Five things to know about FHSAs
By BNN Bloomberg
Key Concepts
- First Home Savings Account (FHSA): A registered plan for Canadian residents to save for a first home with tax-deductible contributions and tax-free withdrawals.
- Contribution Room: The maximum amount an individual can contribute to their FHSA.
- Carry Forward: The ability to move unused contribution room to future years, capped at $8,000.
- Tax-Free Growth: Investment gains within the account that are not subject to income tax.
- Home Buyers' Plan (HBP): A program allowing individuals to withdraw funds from their RRSP for a home purchase.
- Business Income Treatment: The tax consequence of prohibited activities (like day trading) within a registered account.
1. Contribution Rules and Timing
The FHSA has specific rules that differ from RRSPs and TFSAs:
- Annual and Lifetime Limits: Individuals can contribute $8,000 annually, up to a lifetime maximum of $40,000.
- Accumulation Trigger: Unlike other plans that accumulate room based on age or income, FHSA room only begins to accumulate once the account is opened.
- Carry Forward Limit: You can carry forward a maximum of $8,000 of unused room to the following year. If you have multiple years of unused room, you cannot carry forward more than the $8,000 cap.
- Account Duration: The account must be closed within 15 years of opening. It is essential to have a funding plan in place immediately upon opening to maximize the tax deduction and tax-free growth benefits.
2. Flexibility: Beyond Home Buying
If an individual decides not to purchase a home, the FHSA remains a powerful retirement tool:
- RRSP Transfer: Funds can be transferred to an RRSP without affecting existing RRSP contribution room.

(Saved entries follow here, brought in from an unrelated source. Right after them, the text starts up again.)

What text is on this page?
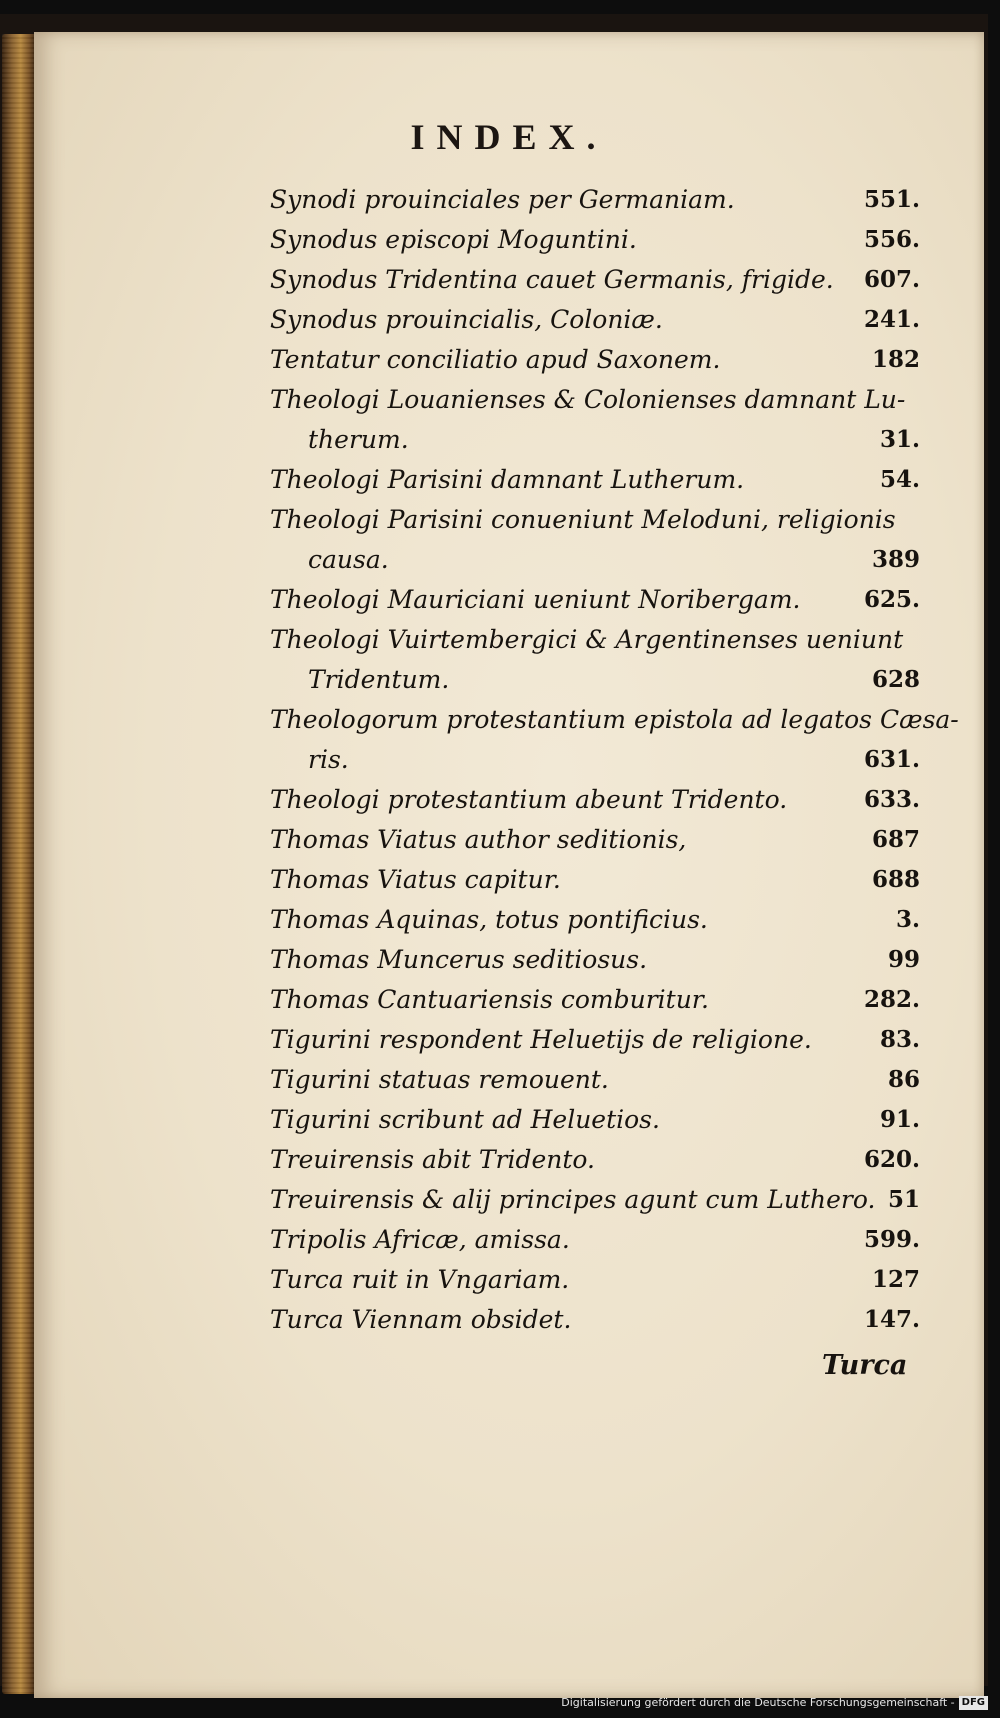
INDEX.
Synodi prouinciales per Germaniam.	551.
Synodus episcopi Moguntini.	556.
Synodus Tridentina cauet Germanis, frigide. 607.
Synodus prouincialis, Coloniæ.	241.
Tentatur conciliatio apud Saxonem.	182
Theologi Louanienses & Colonienses damnant Lu-
therum.	31.
Theologi Parisini damnant Lutherum.	54.
Theologi Parisini conueniunt Meloduni, religionis
causa.	389
Theologi Mauriciani ueniunt Noribergam.	625.
Theologi Vuirtembergici & Argentinenses ueniunt
Tridentum.	628
Theologorum protestantium epistola ad legatos Cæsa-
ris.	631.
Theologi protestantium abeunt Tridento.	633.
Thomas Viatus author seditionis,	687
Thomas Viatus capitur.	688
Thomas Aquinas, totus pontificius.	3.
Thomas Muncerus seditiosus.	99
Thomas Cantuariensis comburitur.	282.
Tigurini respondent Heluetijs de religione.	83.
Tigurini statuas remouent.	86
Tigurini scribunt ad Heluetios.	91.
Treuirensis abit Tridento.	620.
Treuirensis & alij principes agunt cum Luthero. 51
Tripolis Africæ, amissa.	599.
Turca ruit in Vngariam.	127
Turca Viennam obsidet.	147.

Turca

Digitalisierung gefördert durch die Deutsche Forschungsgemeinschaft - DFG
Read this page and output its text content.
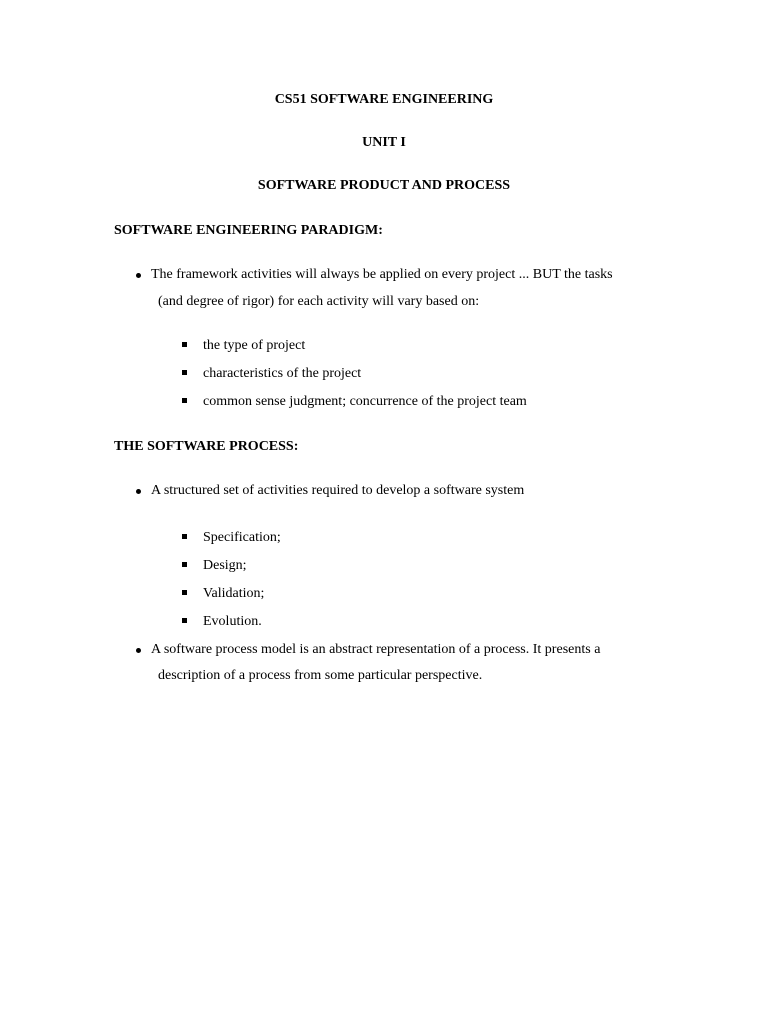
CS51 SOFTWARE ENGINEERING
UNIT I
SOFTWARE PRODUCT AND PROCESS
SOFTWARE ENGINEERING PARADIGM:
The framework activities will always be applied on every project ... BUT the tasks
(and degree of rigor) for each activity will vary based on:
the type of project
characteristics of the project
common sense judgment; concurrence of the project team
THE SOFTWARE PROCESS:
A structured set of activities required to develop a software system
Specification;
Design;
Validation;
Evolution.
A software process model is an abstract representation of a process. It presents a
description of a process from some particular perspective.
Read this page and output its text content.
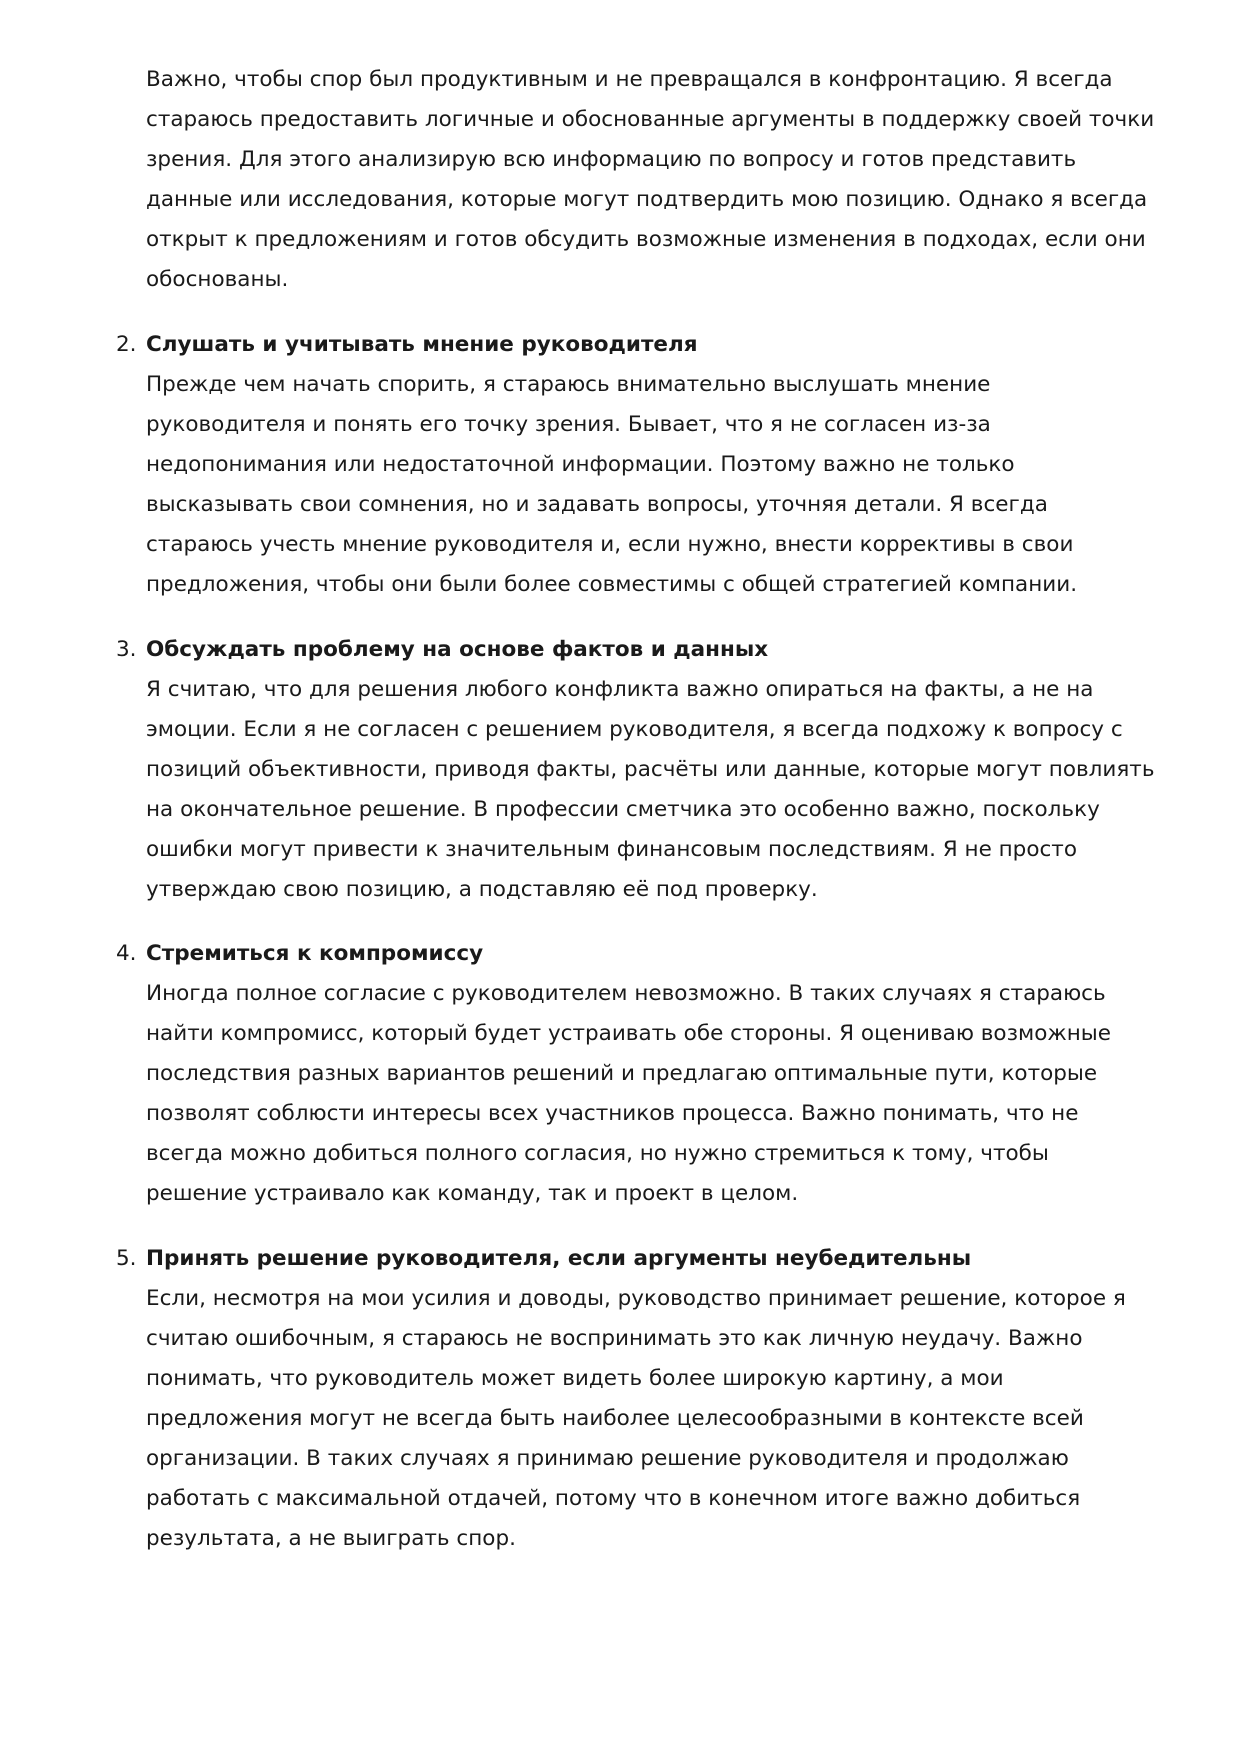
Важно, чтобы спор был продуктивным и не превращался в конфронтацию. Я всегда стараюсь предоставить логичные и обоснованные аргументы в поддержку своей точки зрения. Для этого анализирую всю информацию по вопросу и готов представить данные или исследования, которые могут подтвердить мою позицию. Однако я всегда открыт к предложениям и готов обсудить возможные изменения в подходах, если они обоснованы.

2. Слушать и учитывать мнение руководителя
Прежде чем начать спорить, я стараюсь внимательно выслушать мнение руководителя и понять его точку зрения. Бывает, что я не согласен из-за недопонимания или недостаточной информации. Поэтому важно не только высказывать свои сомнения, но и задавать вопросы, уточняя детали. Я всегда стараюсь учесть мнение руководителя и, если нужно, внести коррективы в свои предложения, чтобы они были более совместимы с общей стратегией компании.
3. Обсуждать проблему на основе фактов и данных
Я считаю, что для решения любого конфликта важно опираться на факты, а не на эмоции. Если я не согласен с решением руководителя, я всегда подхожу к вопросу с позиций объективности, приводя факты, расчёты или данные, которые могут повлиять на окончательное решение. В профессии сметчика это особенно важно, поскольку ошибки могут привести к значительным финансовым последствиям. Я не просто утверждаю свою позицию, а подставляю её под проверку.
4. Стремиться к компромиссу
Иногда полное согласие с руководителем невозможно. В таких случаях я стараюсь найти компромисс, который будет устраивать обе стороны. Я оцениваю возможные последствия разных вариантов решений и предлагаю оптимальные пути, которые позволят соблюсти интересы всех участников процесса. Важно понимать, что не всегда можно добиться полного согласия, но нужно стремиться к тому, чтобы решение устраивало как команду, так и проект в целом.
5. Принять решение руководителя, если аргументы неубедительны
Если, несмотря на мои усилия и доводы, руководство принимает решение, которое я считаю ошибочным, я стараюсь не воспринимать это как личную неудачу. Важно понимать, что руководитель может видеть более широкую картину, а мои предложения могут не всегда быть наиболее целесообразными в контексте всей организации. В таких случаях я принимаю решение руководителя и продолжаю работать с максимальной отдачей, потому что в конечном итоге важно добиться результата, а не выиграть спор.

- Case Study/Projection: Nicole Ewing notes that a $40,000 investment (contributed over 5 years) growing at 5% annually could reach approximately $75,000 after 15 years. If transferred to an RRSP, this could grow to roughly $268,000 by age 65 and $360,000 by age 71, assuming a 5% rate of return.
3. Integrating Registered Plans
The FHSA is designed to work alongside other registered accounts rather than replacing them:
- Combined Capital: A couple purchasing a home can leverage multiple sources:
- FHSA: Up to $75,000 per person (based on the 15-year growth projection).
- RRSP (Home Buyers' Plan): Up to $60,000 per person.
- TFSA: Can be used for additional capital, with the benefit that contribution room regenerates the following January 1st.
4. Prohibited Activities: The Day Trading Warning
A critical distinction between the FHSA and the RRSP is the treatment of trading activity:
- Prohibition: Day trading is strictly prohibited in an FHSA.
- Consequences: If deemed to be "business income," the gains lose their tax-free status and are not eligible for capital gains tax rates (the 50% inclusion rate). Instead, the entire amount is taxed as full income, which can lead to significant, unexpected tax liabilities.
5. Investment Strategy and Time Horizon
The FHSA is an investment account, not merely a savings account.
- Strategic Allocation: Because the account has a 15-year lifespan, the investment strategy should evolve. Investors should adjust their risk profile and asset allocation in the early years versus the final years of the account, depending on whether the goal is a home purchase or a long-term retirement transfer.
Synthesis and Conclusion
The FHSA is a highly versatile financial tool that offers a "triple tax benefit": tax-deductible contributions, tax-free growth, and tax-free withdrawals for home purchases. Nicole Ewing emphasizes that the account is particularly effective for parents and grandparents looking to assist younger generations by gifting funds to help them reach the $40,000 lifetime contribution limit. By understanding the nuances of contribution room, the potential for RRSP transfers, and the prohibition on day trading, Canadians can effectively integrate the FHSA into a broader wealth-building strategy.